Lecture by Erkko Professor David Schlosberg: Climate Turbulence and Justice: Disruption, Displacement, and Democratic Innovation

The Helsinki Collegium for Advanced Studies is hosting David Schlosberg as the Jane and Aatos Erkko Visiting Professor during the spring of 2024. Professor Schlosberg will give a public lecture at the University of Helsinki on February 8 at 4:15 pm.

Time: February 8, 4:15 pm

Venue: Metsätalo Hall 1 (Unioninkatu 40, ground floor)

Reception: after the lecture at the Helsinki Collegium for Advanced Studies (Fabianinkatu 24 A, 3rd floor)

(Recording of the lecture available on the HCAS Youtube Channel: https://youtu.be/CWHyIQt5DVc?si=BiR1rMwd33Yl2Pr_)

Abstract:

This talk will address how the increase in climate disruptions and converging crises can be understood as environmental and climate injustice. It addresses two different conceptual issues stemming from the climate and environmental crises – two distinct but intersecting claims on turbulence and justice in a very unsettled environment.

First, the reality of turbulence or disruption is a challenge to past ways of thinking about environmental disasters and resilience – through single or successive shocks or stressors. Climate change has created converging, overlapping, intersecting crises; it is the new constant, noted in popular terms like the ‘polycrisis’. Such crises are not simply multiple, however, but inherently material, visceral, and literally unsettling. Second, given that growing experience of constant turbulence, disruption, and unsettling of place, how do we need to rethink and understand environmental injustice, climate injustice, multispecies injustice? What is unjust about turbulence and disruption – the constant disruption and displacement of connections to place, to species, to immersive and entangled environments?

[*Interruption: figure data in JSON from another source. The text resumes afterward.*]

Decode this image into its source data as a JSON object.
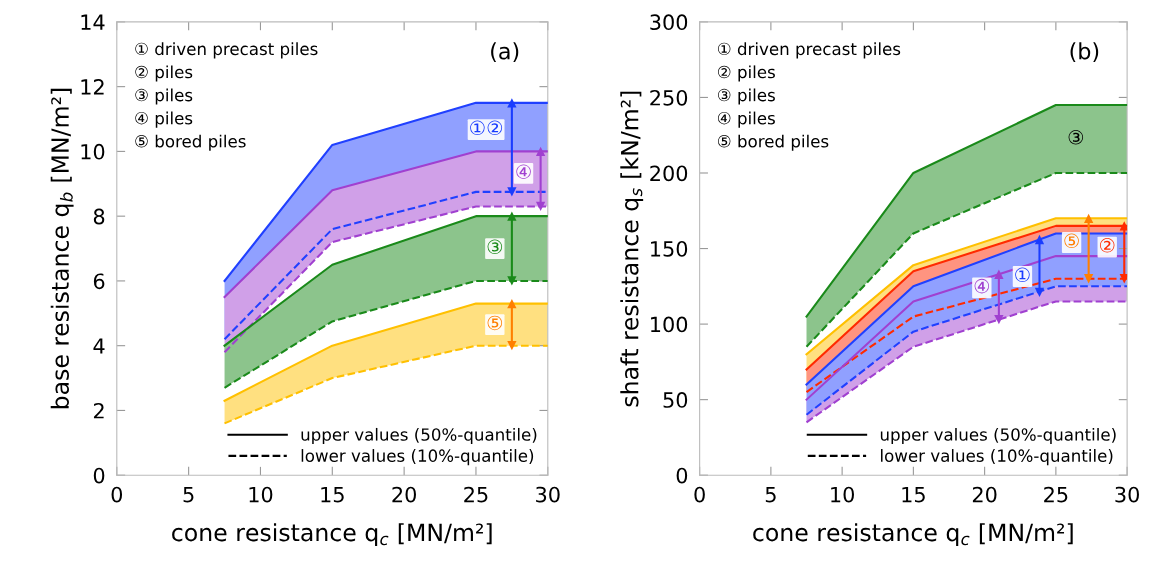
{
  "chart_data": [
    {
      "type": "line",
      "title": "(a)",
      "xlabel": "cone resistance q$_{c}$ [MN/m²]",
      "ylabel": "base resistance q$_{b}$ [MN/m²]",
      "x": [
        7.5,
        15,
        25,
        30
      ],
      "xlim": [
        0,
        30
      ],
      "xticks": [
        0,
        5,
        10,
        15,
        20,
        25,
        30
      ],
      "ylim": [
        0,
        14
      ],
      "yticks": [
        0,
        2,
        4,
        6,
        8,
        10,
        12,
        14
      ],
      "legend": "bottom right",
      "annotations": [
        "① driven precast piles\n② piles\n③ piles\n④ piles\n⑤ bored piles"
      ],
      "series": [
        {
          "color": "#2040ff",
          "values": [
            6.0,
            10.2,
            11.5,
            11.5
          ],
          "lower": [
            4.2,
            7.6,
            8.75,
            8.75
          ],
          "upper": [
            6.0,
            10.2,
            11.5,
            11.5
          ]
        },
        {
          "color": "#2040ff",
          "line_style": "dashed",
          "values": [
            4.2,
            7.6,
            8.75,
            8.75
          ]
        },
        {
          "color": "#a040d0",
          "values": [
            5.5,
            8.8,
            10.0,
            10.0
          ],
          "lower": [
            3.8,
            7.2,
            8.3,
            8.3
          ],
          "upper": [
            5.5,
            8.8,
            10.0,
            10.0
          ]
        },
        {
          "color": "#a040d0",
          "line_style": "dashed",
          "values": [
            3.8,
            7.2,
            8.3,
            8.3
          ]
        },
        {
          "color": "#1a8a1a",
          "values": [
            4.0,
            6.5,
            8.0,
            8.0
          ],
          "lower": [
            2.7,
            4.75,
            6.0,
            6.0
          ],
          "upper": [
            4.0,
            6.5,
            8.0,
            8.0
          ]
        },
        {
          "color": "#1a8a1a",
          "line_style": "dashed",
          "values": [
            2.7,
            4.75,
            6.0,
            6.0
          ]
        },
        {
          "color": "#ffc000",
          "values": [
            2.3,
            4.0,
            5.3,
            5.3
          ],
          "lower": [
            1.6,
            3.0,
            4.0,
            4.0
          ],
          "upper": [
            2.3,
            4.0,
            5.3,
            5.3
          ]
        },
        {
          "color": "#ffc000",
          "line_style": "dashed",
          "values": [
            1.6,
            3.0,
            4.0,
            4.0
          ]
        },
        {
          "name": "①②",
          "marker": "triangle",
          "color": "#1a3cff",
          "x": [
            27.5,
            27.5
          ],
          "values": [
            8.75,
            11.5
          ]
        },
        {
          "name": "④",
          "marker": "triangle",
          "color": "#a040d0",
          "x": [
            29.5,
            29.5
          ],
          "values": [
            8.3,
            10.0
          ]
        },
        {
          "name": "③",
          "marker": "triangle",
          "color": "#1a8a1a",
          "x": [
            27.5,
            27.5
          ],
          "values": [
            6.0,
            8.0
          ]
        },
        {
          "name": "⑤",
          "marker": "triangle",
          "color": "#ff7f00",
          "x": [
            27.5,
            27.5
          ],
          "values": [
            4.0,
            5.3
          ]
        },
        {
          "name": "upper values (50%-quantile)",
          "color": "#000000",
          "line_style": "solid",
          "values": [
            null,
            null,
            null,
            null
          ]
        },
        {
          "name": "lower values (10%-quantile)",
          "color": "#000000",
          "line_style": "dashed",
          "values": [
            null,
            null,
            null,
            null
          ]
        }
      ]
    },
    {
      "type": "line",
      "title": "(b)",
      "xlabel": "cone resistance q$_{c}$ [MN/m²]",
      "ylabel": "shaft resistance q$_{s}$ [kN/m²]",
      "x": [
        7.5,
        15,
        25,
        30
      ],
      "xlim": [
        0,
        30
      ],
      "xticks": [
        0,
        5,
        10,
        15,
        20,
        25,
        30
      ],
      "ylim": [
        0,
        300
      ],
      "yticks": [
        0,
        50,
        100,
        150,
        200,
        250,
        300
      ],
      "legend": "bottom right",
      "annotations": [
        "① driven precast piles\n② piles\n③ piles\n④ piles\n⑤ bored piles"
      ],
      "series": [
        {
          "name": "③",
          "color": "#1a8a1a",
          "values": [
            105,
            200,
            245,
            245
          ],
          "lower": [
            85,
            160,
            200,
            200
          ],
          "upper": [
            105,
            200,
            245,
            245
          ]
        },
        {
          "color": "#1a8a1a",
          "line_style": "dashed",
          "values": [
            85,
            160,
            200,
            200
          ]
        },
        {
          "color": "#ffc000",
          "values": [
            80,
            139,
            170,
            170
          ],
          "lower": [
            55,
            105,
            130,
            130
          ],
          "upper": [
            80,
            139,
            170,
            170
          ]
        },
        {
          "color": "#ff2a00",
          "values": [
            70,
            135,
            165,
            165
          ],
          "lower": [
            55,
            105,
            130,
            130
          ],
          "upper": [
            70,
            135,
            165,
            165
          ]
        },
        {
          "color": "#ff2a00",
          "line_style": "dashed",
          "values": [
            55,
            105,
            130,
            130
          ]
        },
        {
          "color": "#a040d0",
          "values": [
            50,
            115,
            145,
            145
          ],
          "lower": [
            35,
            85,
            115,
            115
          ],
          "upper": [
            50,
            115,
            145,
            145
          ]
        },
        {
          "color": "#a040d0",
          "line_style": "dashed",
          "values": [
            35,
            85,
            115,
            115
          ]
        },
        {
          "color": "#2040ff",
          "values": [
            60,
            125,
            160,
            160
          ],
          "lower": [
            40,
            95,
            125,
            125
          ],
          "upper": [
            60,
            125,
            160,
            160
          ]
        },
        {
          "color": "#2040ff",
          "line_style": "dashed",
          "values": [
            40,
            95,
            125,
            125
          ]
        },
        {
          "name": "①",
          "marker": "triangle",
          "color": "#1a3cff",
          "x": [
            23.85,
            23.85
          ],
          "values": [
            121,
            156
          ]
        },
        {
          "name": "⑤",
          "marker": "triangle",
          "color": "#ff7f00",
          "x": [
            27.3,
            27.3
          ],
          "values": [
            130,
            170
          ]
        },
        {
          "name": "②",
          "marker": "triangle",
          "color": "#ff2a00",
          "x": [
            29.8,
            29.8
          ],
          "values": [
            130,
            165
          ]
        },
        {
          "name": "④",
          "marker": "triangle",
          "color": "#a040d0",
          "x": [
            21.0,
            21.0
          ],
          "values": [
            103,
            133
          ]
        },
        {
          "name": "upper values (50%-quantile)",
          "color": "#000000",
          "line_style": "solid",
          "values": [
            null,
            null,
            null,
            null
          ]
        },
        {
          "name": "lower values (10%-quantile)",
          "color": "#000000",
          "line_style": "dashed",
          "values": [
            null,
            null,
            null,
            null
          ]
        }
      ]
    }
  ]
}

I close with two provocations about turbulence. On the one hand, I ask how a climate change that literally unsettles settler countries might not be considered only unjust. The second provocation is a question about the impact of turbulence on democratic engagement and practice – can democratic innovations address the injustices of being constantly unsettled, or will such turbulence add to the illiberal challenges facing democratic values and practice?

Bio:

David Schlosberg is Director of the Sydney Environment Institute and Professor of Environmental Politics at the University of Sydney, and currently the Erkko Visiting Professor of Studies in Contemporary Society at the Helsinki Collegium for Advanced Studies. Schlosberg’s main theoretical interests are in environmental politics, environmental movements, and political theory, and in particular the intersection of the three with his groundbreaking work on environmental, ecological, and multispecies justice. His other theoretical interests are in climate justice, climate adaptation and resilience, and environmental movements and the practices of everyday life. Professor Schlosberg’s more applied work includes justice in adaptation and resilience planning, the social impacts of climate change, and community-based food movements and policy. He is the author, co-author, and co-editor of numerous books, including Defining Environmental Justice (Oxford, 2007), Sustainable Materialism: Environmental Movements and the Politics of Everyday Life (Oxford 2019), and the forthcoming Institutionalising Multispecies Justice (Cambridge 2024).  His articles are on the top-ten cited list of numerous journals in political theory and environmental politics.

Contact:

HCAS research coordinator, Kaisa Kaakinen, at: kaisa.kaakinen@helsinki.fi

About the Jane and Aatos Erkko Visiting Professorship:

The Jane and Aatos Erkko Foundation donated 2.92 million euros to the University of Helsinki Funds in 2008 for the establishment of a visiting professorship in studies on contemporary society at the Helsinki Collegium for Advanced Studies. The research emphasis of the professorship lies on issues concerning social justice.